Samenvatting Inleiding Arbeidsrecht – C.J.
Loonstra
De samenvatting bevat hoofdstuk 1, 2, 3 en 5 van het boek Hoofdstukken
Sociaal Recht (2018) van C.J Loonstra
Hoofdstuk 1, Terreinverkenning
Oriëntatie
Meer dan de helft van de Nederlandse bevolking behoort tot de beroepsbevolking. De mensen die
een betaalde baan hebben, worden tot de onzelfstandige beroepsbevolking gerekend. Ze zijn
ondergeschikt aan een werkgever die hen instructies mag geven. De grootste groep (4,3 miljoen) is
werkzaam in het bedrijfsleven, de private sector. Ongeveer 25% heeft een flexibele arbeidsrelatie.
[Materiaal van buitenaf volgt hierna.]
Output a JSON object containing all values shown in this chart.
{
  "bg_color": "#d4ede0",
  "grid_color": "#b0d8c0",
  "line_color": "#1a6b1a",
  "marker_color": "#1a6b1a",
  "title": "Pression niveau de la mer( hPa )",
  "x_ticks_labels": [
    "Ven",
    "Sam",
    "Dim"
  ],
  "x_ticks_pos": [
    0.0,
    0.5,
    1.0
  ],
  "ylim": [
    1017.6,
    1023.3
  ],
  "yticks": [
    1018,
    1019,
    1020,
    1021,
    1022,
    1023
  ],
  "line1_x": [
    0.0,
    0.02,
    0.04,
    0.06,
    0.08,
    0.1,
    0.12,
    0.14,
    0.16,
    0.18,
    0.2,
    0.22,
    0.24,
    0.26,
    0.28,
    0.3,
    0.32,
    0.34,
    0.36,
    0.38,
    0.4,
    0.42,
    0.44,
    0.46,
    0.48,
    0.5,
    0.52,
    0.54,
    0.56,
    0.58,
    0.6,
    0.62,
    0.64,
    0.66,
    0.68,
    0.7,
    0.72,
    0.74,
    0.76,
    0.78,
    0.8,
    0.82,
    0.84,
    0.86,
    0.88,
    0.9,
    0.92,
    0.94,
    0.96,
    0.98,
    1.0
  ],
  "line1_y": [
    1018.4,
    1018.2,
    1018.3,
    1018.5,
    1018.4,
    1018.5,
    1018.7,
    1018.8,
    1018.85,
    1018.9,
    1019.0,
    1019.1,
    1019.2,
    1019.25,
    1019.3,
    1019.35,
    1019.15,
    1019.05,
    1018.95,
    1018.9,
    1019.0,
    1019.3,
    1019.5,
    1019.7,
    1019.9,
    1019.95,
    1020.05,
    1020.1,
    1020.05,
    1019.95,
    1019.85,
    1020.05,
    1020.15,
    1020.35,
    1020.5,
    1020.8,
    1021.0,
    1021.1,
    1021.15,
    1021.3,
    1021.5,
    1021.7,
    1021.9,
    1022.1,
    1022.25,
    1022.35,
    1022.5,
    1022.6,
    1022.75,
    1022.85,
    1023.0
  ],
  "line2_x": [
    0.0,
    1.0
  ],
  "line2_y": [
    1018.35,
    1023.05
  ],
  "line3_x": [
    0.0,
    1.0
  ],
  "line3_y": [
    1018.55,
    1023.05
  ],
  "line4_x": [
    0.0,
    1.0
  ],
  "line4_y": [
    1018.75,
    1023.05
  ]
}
De
tweede groep bestaat uit 850.000 ambtenaren, werkzaam in de publieke sector. Zij zijn in dienst van
de overheid. We kennen ook medewerkers in de semipublieke sector die zijn verbonden aan
organisaties en instellingen binnen de private sector, die financieel afhankelijk zijn van de overheid.
De zelfstandige beroepsbevolking zijn tijdens de uitoefening van hun werkzaamheden niet
onderworpen aan anderen. Dit zijn 1,4 miljoen mensen die bijna allemaal zzp’er zijn. Zzp betekent
geen werknemers in dienst en werkt voor zichzelf. Het aantal zzp’ers neemt toe en dit baart zorgen.
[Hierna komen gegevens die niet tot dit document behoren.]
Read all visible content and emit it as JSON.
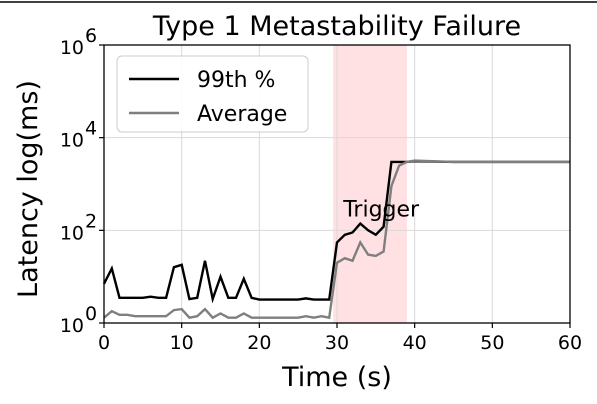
{
  "chart_data": {
    "type": "line",
    "title": "Type 1 Metastability Failure",
    "xlabel": "Time (s)",
    "ylabel": "Latency log(ms)",
    "xlim": [
      0,
      60
    ],
    "ylim": [
      1,
      1000000
    ],
    "yscale": "log",
    "xticks": [
      "0",
      "10",
      "20",
      "30",
      "40",
      "50",
      "60"
    ],
    "yticks": [
      {
        "value": 1,
        "base": "10",
        "exp": "0"
      },
      {
        "value": 100,
        "base": "10",
        "exp": "2"
      },
      {
        "value": 10000,
        "base": "10",
        "exp": "4"
      },
      {
        "value": 1000000,
        "base": "10",
        "exp": "6"
      }
    ],
    "grid": true,
    "legend_position": "top-left",
    "shaded_region": {
      "x0": 29.5,
      "x1": 39,
      "color": "#ffe0e3"
    },
    "annotations": [
      {
        "text": "Trigger",
        "x": 30.8,
        "y": 200
      }
    ],
    "series": [
      {
        "name": "99th %",
        "color": "#000000",
        "points": [
          [
            0,
            7
          ],
          [
            1,
            15
          ],
          [
            2,
            3.5
          ],
          [
            3,
            3.5
          ],
          [
            4,
            3.5
          ],
          [
            5,
            3.5
          ],
          [
            6,
            3.7
          ],
          [
            7,
            3.5
          ],
          [
            8,
            3.5
          ],
          [
            9,
            16
          ],
          [
            10,
            18
          ],
          [
            11,
            3.3
          ],
          [
            12,
            3.5
          ],
          [
            13,
            22
          ],
          [
            14,
            3.3
          ],
          [
            15,
            10
          ],
          [
            16,
            3.5
          ],
          [
            17,
            3.5
          ],
          [
            18,
            9
          ],
          [
            19,
            3.5
          ],
          [
            20,
            3.2
          ],
          [
            21,
            3.2
          ],
          [
            22,
            3.2
          ],
          [
            23,
            3.2
          ],
          [
            24,
            3.2
          ],
          [
            25,
            3.2
          ],
          [
            26,
            3.4
          ],
          [
            27,
            3.2
          ],
          [
            28,
            3.2
          ],
          [
            29,
            3.2
          ],
          [
            30,
            55
          ],
          [
            31,
            80
          ],
          [
            32,
            90
          ],
          [
            33,
            140
          ],
          [
            34,
            100
          ],
          [
            35,
            80
          ],
          [
            36,
            120
          ],
          [
            37,
            3000
          ],
          [
            38,
            3000
          ],
          [
            39,
            3000
          ],
          [
            40,
            3100
          ],
          [
            45,
            3000
          ],
          [
            50,
            3000
          ],
          [
            55,
            3000
          ],
          [
            60,
            3000
          ]
        ]
      },
      {
        "name": "Average",
        "color": "#7f7f7f",
        "points": [
          [
            0,
            1.3
          ],
          [
            1,
            1.8
          ],
          [
            2,
            1.5
          ],
          [
            3,
            1.5
          ],
          [
            4,
            1.4
          ],
          [
            5,
            1.4
          ],
          [
            6,
            1.4
          ],
          [
            7,
            1.4
          ],
          [
            8,
            1.4
          ],
          [
            9,
            1.9
          ],
          [
            10,
            2
          ],
          [
            11,
            1.3
          ],
          [
            12,
            1.4
          ],
          [
            13,
            2
          ],
          [
            14,
            1.3
          ],
          [
            15,
            1.6
          ],
          [
            16,
            1.3
          ],
          [
            17,
            1.3
          ],
          [
            18,
            1.6
          ],
          [
            19,
            1.3
          ],
          [
            20,
            1.3
          ],
          [
            21,
            1.3
          ],
          [
            22,
            1.3
          ],
          [
            23,
            1.3
          ],
          [
            24,
            1.3
          ],
          [
            25,
            1.3
          ],
          [
            26,
            1.4
          ],
          [
            27,
            1.3
          ],
          [
            28,
            1.4
          ],
          [
            29,
            1.3
          ],
          [
            30,
            20
          ],
          [
            31,
            25
          ],
          [
            32,
            22
          ],
          [
            33,
            55
          ],
          [
            34,
            30
          ],
          [
            35,
            28
          ],
          [
            36,
            35
          ],
          [
            37,
            900
          ],
          [
            38,
            2500
          ],
          [
            39,
            3000
          ],
          [
            40,
            3200
          ],
          [
            45,
            3000
          ],
          [
            50,
            3000
          ],
          [
            55,
            3000
          ],
          [
            60,
            3000
          ]
        ]
      }
    ]
  }
}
Veel zzp’ers zijn schijnzelfstandigen omdat de opdrachten hebben bij maar één opdrachtgever.
Het sociale recht gaat over de onzelfstandige beroepsbevolking. Dit zijn dus de private, publieke en
semipublieke sector waar medewerkers onderhevig zijn aan een werkgever. Hun rechtspositie moet
je echter als uitgangspunt wel gescheiden houden. Op het terrein van het sociaal recht worden
wetten steeds vaker op beide groepen van toepassing verklaard. Het brutosalaris van een ambtenaar
is bepaald in de Wet normering bezoldiging topfunctionarissen. De Wet normalisering rechtspositie
ambtenaren zal ertoe leiden dat de rechtspositie van het grootste deel van de ambtenaren wordt
afgeschaft. Hij zal worden behandeld en dezelfde rechten hebben als een private werknemer.
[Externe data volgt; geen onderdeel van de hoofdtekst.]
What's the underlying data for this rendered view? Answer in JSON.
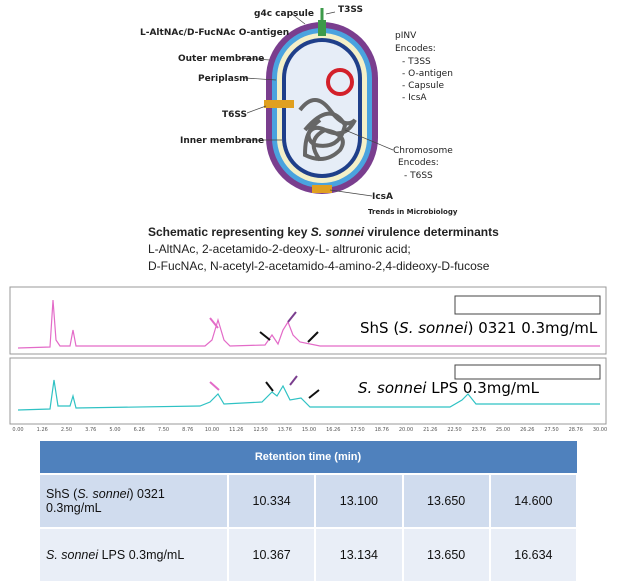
{
  "diagram": {
    "labels": {
      "capsule": "g4c capsule",
      "t3ss": "T3SS",
      "o_antigen": "L-AltNAc/D-FucNAc O-antigen",
      "outer_membrane": "Outer membrane",
      "periplasm": "Periplasm",
      "t6ss": "T6SS",
      "inner_membrane": "Inner membrane",
      "pinv": "pINV",
      "pinv_encodes": "Encodes:",
      "pinv_items": [
        "- T3SS",
        "- O-antigen",
        "- Capsule",
        "- IcsA"
      ],
      "chromosome": "Chromosome",
      "chromosome_encodes": "Encodes:",
      "chromosome_items": [
        "- T6SS"
      ],
      "icsa": "IcsA",
      "source": "Trends in Microbiology"
    },
    "caption": {
      "title_parts": [
        "Schematic representing key ",
        "S. sonnei",
        " virulence determinants"
      ],
      "lines": [
        "L-AltNAc, 2-acetamido-2-deoxy-L- altruronic acid;",
        "D-FucNAc, N-acetyl-2-acetamido-4-amino-2,4-dideoxy-D-fucose"
      ]
    }
  },
  "chromatograms": {
    "traces": [
      {
        "label_parts": [
          "ShS (",
          "S. sonnei",
          ") 0321 0.3mg/mL"
        ]
      },
      {
        "label_parts": [
          "S. sonnei",
          " LPS 0.3mg/mL"
        ]
      }
    ],
    "x_tick_labels": [
      "0.00",
      "1.26",
      "2.50",
      "3.76",
      "5.00",
      "6.26",
      "7.50",
      "8.76",
      "10.00",
      "11.26",
      "12.50",
      "13.76",
      "15.00",
      "16.26",
      "17.50",
      "18.76",
      "20.00",
      "21.26",
      "22.50",
      "23.76",
      "25.00",
      "26.26",
      "27.50",
      "28.76",
      "30.00"
    ]
  },
  "table": {
    "header": "Retention time (min)",
    "rows": [
      {
        "label_parts": [
          "ShS (",
          "S. sonnei",
          ") 0321 0.3mg/mL"
        ],
        "cells": [
          "10.334",
          "13.100",
          "13.650",
          "14.600"
        ]
      },
      {
        "label_parts": [
          "S. sonnei",
          " LPS 0.3mg/mL"
        ],
        "cells": [
          "10.367",
          "13.134",
          "13.650",
          "16.634"
        ]
      }
    ]
  }
}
Werkgever en werknemer: welke rechtsbronnen?
We hebben zes belangrijke rechtsbronnen waar we het recht van werkrelaties vinden:
Arbeidsovereenkomstenrecht
In het BW 7a titel 7a art. 1637a/1639dd zijn rechtsregels die de individuele werkgever-
werknemersverhouding reguleren. De rare nummering komt door de oudheid van de wet. 3 artikelen
werden geformuleerd en gerubriceerd onder de noemer ‘huur van dienstbodes en werklieden’.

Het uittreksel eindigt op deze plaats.